March 30, 2020
In the midst of one of the nation's worst coronavirus outbreaks, New Jersey will not be switching to self-service gas stations, Gov. Phil Murphy announced Monday.
New Jersey and Oregon are the only two states in the country with an outright ban on self-serve gas stations, although Oregon relaxed its prohibition in the state's rural communities in 2018.
In response to the COVID-19 pandemic, the Oregon Department of Energy decided to temporarily lift the state's ban, allowing gas stations to use their discretion about whether to let customers fill up their tanks. The temporary measure will remain in effect until at least April 11.
Murphy tweeted that New Jersey is not looking to make a similar change.

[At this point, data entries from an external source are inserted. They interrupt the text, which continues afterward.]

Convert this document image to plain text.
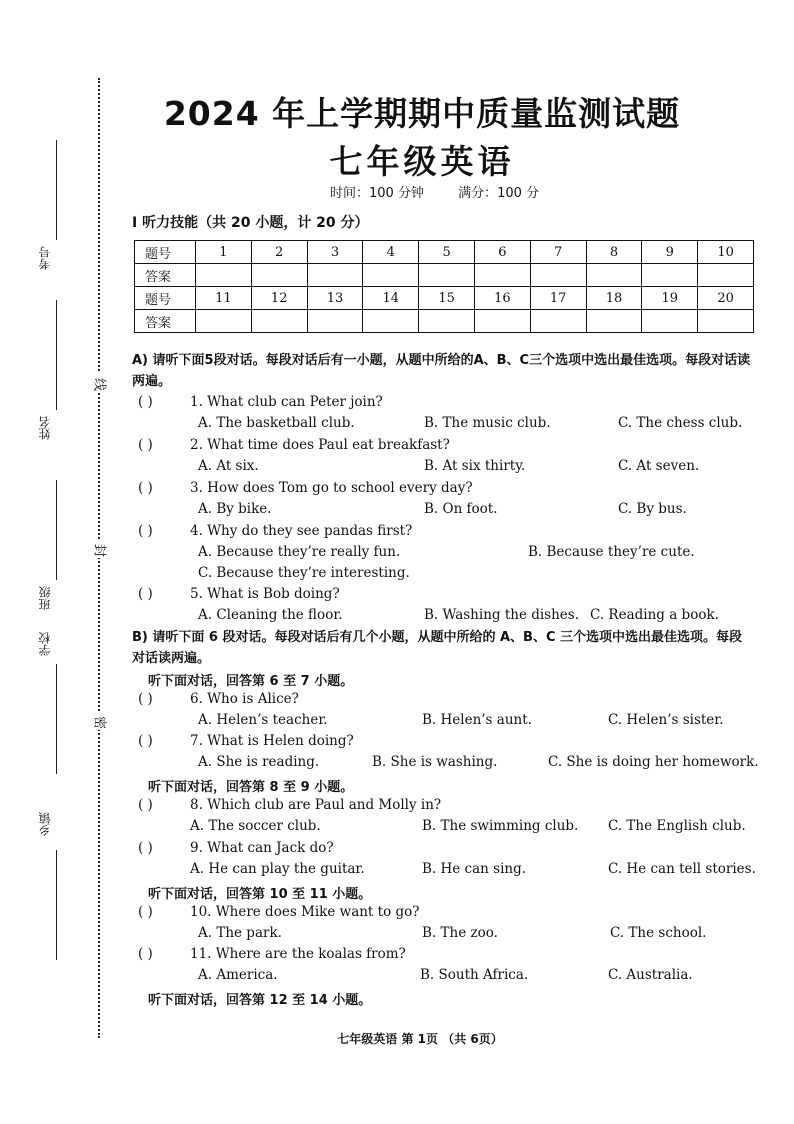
考号
姓名
班级
学校
乡镇
线
封
密
2024 年上学期期中质量监测试题
七年级英语
时间：100 分钟	满分：100 分
I 听力技能（共 20 小题，计 20 分）
题号	1	2	3	4	5	6	7	8	9	10
答案										
题号	11	12	13	14	15	16	17	18	19	20
答案										
A) 请听下面5段对话。每段对话后有一小题，从题中所给的A、B、C三个选项中选出最佳选项。每段对话读两遍。
( )	1. What club can Peter join?
A. The basketball club.	B. The music club.	C. The chess club.
( )	2. What time does Paul eat breakfast?
A. At six.	B. At six thirty.	C. At seven.
( )	3. How does Tom go to school every day?
A. By bike.	B. On foot.	C. By bus.
( )	4. Why do they see pandas first?
A. Because they’re really fun.	B. Because they’re cute.
C. Because they’re interesting.
( )	5. What is Bob doing?
A. Cleaning the floor.	B. Washing the dishes. C. Reading a book.
B) 请听下面 6 段对话。每段对话后有几个小题，从题中所给的 A、B、C 三个选项中选出最佳选项。每段对话读两遍。
听下面对话，回答第 6 至 7 小题。
( )	6. Who is Alice?
A. Helen’s teacher.	B. Helen’s aunt.	C. Helen’s sister.
( )	7. What is Helen doing?
A. She is reading.	B. She is washing.	C. She is doing her homework.
听下面对话，回答第 8 至 9 小题。
( )	8. Which club are Paul and Molly in?
A. The soccer club.	B. The swimming club. C. The English club.
( )	9. What can Jack do?
A. He can play the guitar.	B. He can sing.	C. He can tell stories.
听下面对话，回答第 10 至 11 小题。
( )	10. Where does Mike want to go?
A. The park.	B. The zoo.	C. The school.
( )	11. Where are the koalas from?
A. America.	B. South Africa.	C. Australia.
听下面对话，回答第 12 至 14 小题。
七年级英语 第 1页 （共 6页）
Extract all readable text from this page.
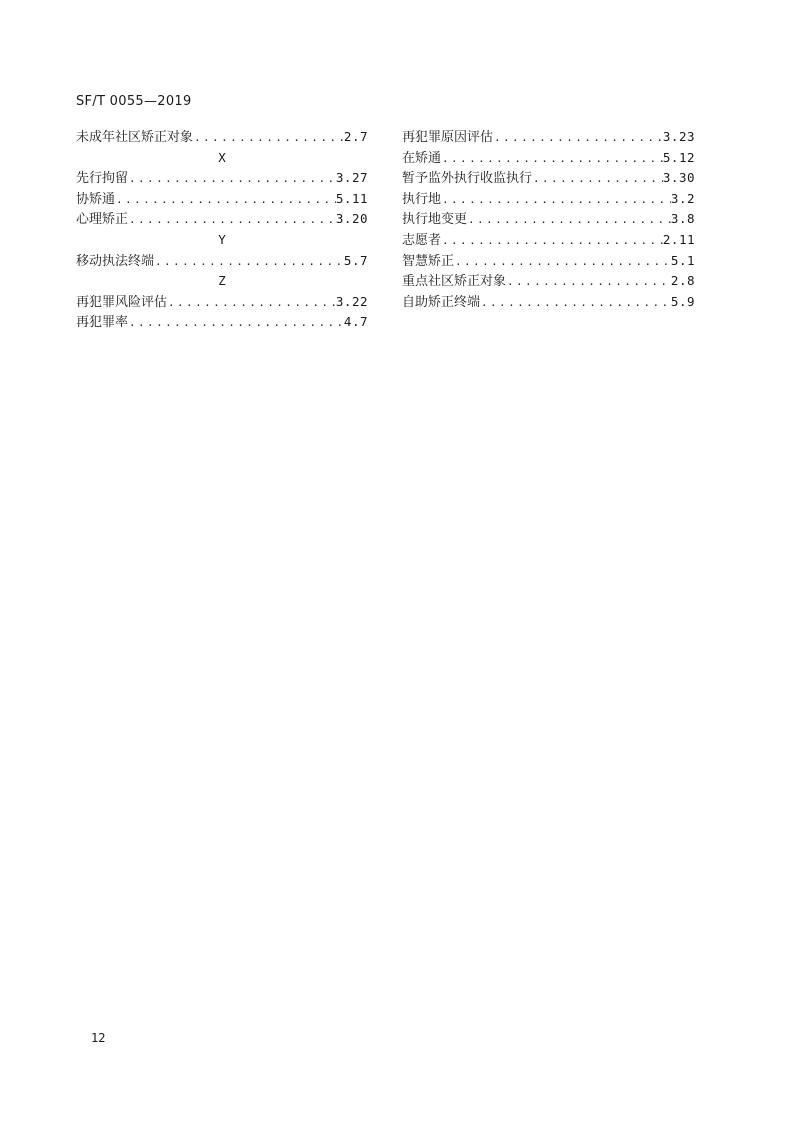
SF/T 0055—2019
未成年社区矫正对象 .....	2.7
X
先行拘留 .....	3.27
协矫通 .....	5.11
心理矫正 .....	3.20
Y
移动执法终端 .....	5.7
Z
再犯罪风险评估 .....	3.22
再犯罪率 .....	4.7
再犯罪原因评估 .....	3.23
在矫通 .....	5.12
暂予监外执行收监执行 .....	3.30
执行地 .....	3.2
执行地变更 .....	3.8
志愿者 .....	2.11
智慧矫正 .....	5.1
重点社区矫正对象 .....	2.8
自助矫正终端 .....	5.9
12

PLEASE NOTE: We have no plans to turn our gas stations into self-serve at this time.— Governor Phil Murphy (@GovMurphy) March 30, 2020
Please DO NOT pump your own gas.
Oregon's temporary measure, which isn't mandatory, was put in place to ensure the health and safety of gas retailers. Individual stations can choose whether to give customers the option of self-service.
New Jersey's self-service ban at gas stations dates back to 1949, when legislators claimed the decision was about public safety. It appears to have been motivated more by the actions of some station owners attempting to undercut competition by charging less for self-service.
New Jersey eclipsed 16,600 COVID-19 cases and nearly 200 deaths on Monday as state officials worked aggressively to build up the medical system and enforce social distancing.
Though there may be pros and cons to the state's policy on self-service gas, the prevalence of COVID-19 in New Jersey compared to Oregon, where cases hit just 548 on Monday, suggests that fewer people touching pumps may be for the best at this stage of the pandemic.